We are currently in the process of designing the architecture of our new Apache Mesos cloud setup. The goal is to unify our systems by moving different stacks onto the same architecture. The main workloads are big data analytics using Apache Spark and our corporate infrastructure including web servers, mail servers, etc.
The idea is to run our web services in Docker containers running on top of one of the available schedulers for Mesos (Marathon/Chronos, Aurora or Singularity). This would thus be the first Mesos framework group. Next to it, we would have the Apache Spark framework and several database frameworks for data storage. This would be the second group of Mesos frameworks. We will choose the specifics after running them all in parallel for testing.
We have trouble deciding, however, on which basis to run Mesos itself. Ideally, we want to run it as close to the metal as possible. We also want to use an orchestration solution to make sure that the Mesos & framework daemons are always running/restarted on failure. The options we are considering are as follows:
1) Running Mesos & the frameworks as docker containers in a minimal OS. In this respect, we are currently leaning towards CoreOS and Fleet.
2) Running Mesos & the frameworks directly on Ubuntu/Debian servers. For this option, we are leaning towards Foreman and Puppet.
As for the question, we are looking to identify the solution which, in order of importance:
- is the least complex to configure
- is the easiest to maintain & keep updated
- has the least overhead
We have not worked with CoreOS before, but it is the option that we seem to be heading towards. One big (subjective) issue I have with this is that we run Mesos on Docker containers and then we run Docker containers on Mesos. This seems "unclean" and wrong to me. Is this consideration without merit?

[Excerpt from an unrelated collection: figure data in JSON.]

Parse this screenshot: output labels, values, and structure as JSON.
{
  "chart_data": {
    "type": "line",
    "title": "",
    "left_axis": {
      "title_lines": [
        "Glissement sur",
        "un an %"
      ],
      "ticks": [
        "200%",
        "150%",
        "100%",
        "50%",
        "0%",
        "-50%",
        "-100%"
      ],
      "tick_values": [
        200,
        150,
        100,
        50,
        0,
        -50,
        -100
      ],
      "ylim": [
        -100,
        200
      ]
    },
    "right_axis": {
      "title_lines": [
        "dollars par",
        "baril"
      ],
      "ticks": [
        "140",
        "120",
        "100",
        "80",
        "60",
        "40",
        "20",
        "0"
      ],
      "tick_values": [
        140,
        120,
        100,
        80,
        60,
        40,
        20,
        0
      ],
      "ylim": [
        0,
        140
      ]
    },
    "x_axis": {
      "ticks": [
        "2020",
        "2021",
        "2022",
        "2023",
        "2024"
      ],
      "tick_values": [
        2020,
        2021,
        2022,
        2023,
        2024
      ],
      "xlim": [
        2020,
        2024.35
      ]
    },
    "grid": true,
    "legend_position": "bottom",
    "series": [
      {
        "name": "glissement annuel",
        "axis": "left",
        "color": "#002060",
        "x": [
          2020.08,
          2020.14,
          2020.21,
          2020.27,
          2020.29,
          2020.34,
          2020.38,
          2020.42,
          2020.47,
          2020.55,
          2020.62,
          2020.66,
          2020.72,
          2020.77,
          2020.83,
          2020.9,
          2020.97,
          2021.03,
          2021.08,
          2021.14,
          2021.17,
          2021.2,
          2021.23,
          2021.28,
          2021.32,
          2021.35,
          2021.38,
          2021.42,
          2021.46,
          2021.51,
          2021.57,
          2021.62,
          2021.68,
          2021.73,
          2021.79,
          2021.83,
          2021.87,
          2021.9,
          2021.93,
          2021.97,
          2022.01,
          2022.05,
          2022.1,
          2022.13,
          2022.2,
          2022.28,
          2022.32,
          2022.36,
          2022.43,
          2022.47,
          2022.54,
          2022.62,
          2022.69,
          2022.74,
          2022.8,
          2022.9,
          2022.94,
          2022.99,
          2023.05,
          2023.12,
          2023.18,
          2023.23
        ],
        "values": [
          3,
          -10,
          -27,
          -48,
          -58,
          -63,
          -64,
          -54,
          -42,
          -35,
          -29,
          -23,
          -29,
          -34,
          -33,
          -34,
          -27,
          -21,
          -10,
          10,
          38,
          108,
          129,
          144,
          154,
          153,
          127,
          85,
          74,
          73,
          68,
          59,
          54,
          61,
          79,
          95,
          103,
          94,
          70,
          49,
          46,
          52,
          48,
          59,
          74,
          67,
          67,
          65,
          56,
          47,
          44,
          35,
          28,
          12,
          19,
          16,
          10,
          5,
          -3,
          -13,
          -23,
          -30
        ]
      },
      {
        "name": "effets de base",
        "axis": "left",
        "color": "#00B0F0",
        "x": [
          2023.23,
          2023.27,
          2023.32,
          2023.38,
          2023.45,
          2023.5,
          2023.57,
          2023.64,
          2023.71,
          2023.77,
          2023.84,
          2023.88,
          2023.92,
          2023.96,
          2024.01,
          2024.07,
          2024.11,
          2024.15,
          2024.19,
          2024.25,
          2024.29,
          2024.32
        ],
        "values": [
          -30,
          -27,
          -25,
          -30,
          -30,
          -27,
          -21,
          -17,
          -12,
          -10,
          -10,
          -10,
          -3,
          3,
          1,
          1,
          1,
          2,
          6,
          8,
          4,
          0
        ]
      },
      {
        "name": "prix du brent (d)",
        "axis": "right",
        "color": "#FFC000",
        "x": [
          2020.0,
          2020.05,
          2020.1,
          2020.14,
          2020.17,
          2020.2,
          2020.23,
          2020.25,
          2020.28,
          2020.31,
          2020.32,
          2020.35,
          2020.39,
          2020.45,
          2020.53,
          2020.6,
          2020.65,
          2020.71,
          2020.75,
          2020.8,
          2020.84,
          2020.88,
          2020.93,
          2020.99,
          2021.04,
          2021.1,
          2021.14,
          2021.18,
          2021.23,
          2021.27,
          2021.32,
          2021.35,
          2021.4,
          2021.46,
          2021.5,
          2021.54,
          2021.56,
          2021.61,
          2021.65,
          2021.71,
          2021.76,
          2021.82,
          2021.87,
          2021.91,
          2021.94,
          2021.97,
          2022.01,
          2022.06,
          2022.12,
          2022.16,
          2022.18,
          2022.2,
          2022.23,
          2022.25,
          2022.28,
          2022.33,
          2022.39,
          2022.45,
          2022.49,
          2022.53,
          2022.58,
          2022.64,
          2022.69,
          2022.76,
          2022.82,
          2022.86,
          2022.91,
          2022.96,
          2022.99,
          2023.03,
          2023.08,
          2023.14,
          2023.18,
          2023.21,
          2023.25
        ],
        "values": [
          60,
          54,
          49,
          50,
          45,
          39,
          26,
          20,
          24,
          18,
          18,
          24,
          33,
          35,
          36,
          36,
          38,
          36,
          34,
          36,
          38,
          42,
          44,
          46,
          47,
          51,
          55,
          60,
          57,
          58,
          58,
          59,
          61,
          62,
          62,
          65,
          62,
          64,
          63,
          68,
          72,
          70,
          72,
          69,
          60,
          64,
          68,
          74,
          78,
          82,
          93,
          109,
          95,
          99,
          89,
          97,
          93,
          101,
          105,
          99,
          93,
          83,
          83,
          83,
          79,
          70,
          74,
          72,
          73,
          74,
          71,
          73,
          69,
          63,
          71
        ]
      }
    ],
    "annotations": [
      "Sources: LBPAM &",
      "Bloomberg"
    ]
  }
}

A similar thought concerns the redundancy between layers. To explain where I'm coming from, I would prefer if Mesos was an actual OS that just runs right on top of the metal. It seems that no matter what basis you use, you end up with the same intended functionality on more than one layer of the architecture (i.e. CoreOS&Fleet&SystemD == Mesos&Marathon&Chronos). Is this unavoidable?
Are there other good options to run the layer below Mesos that we failed to consider, keeping in mind our criteria?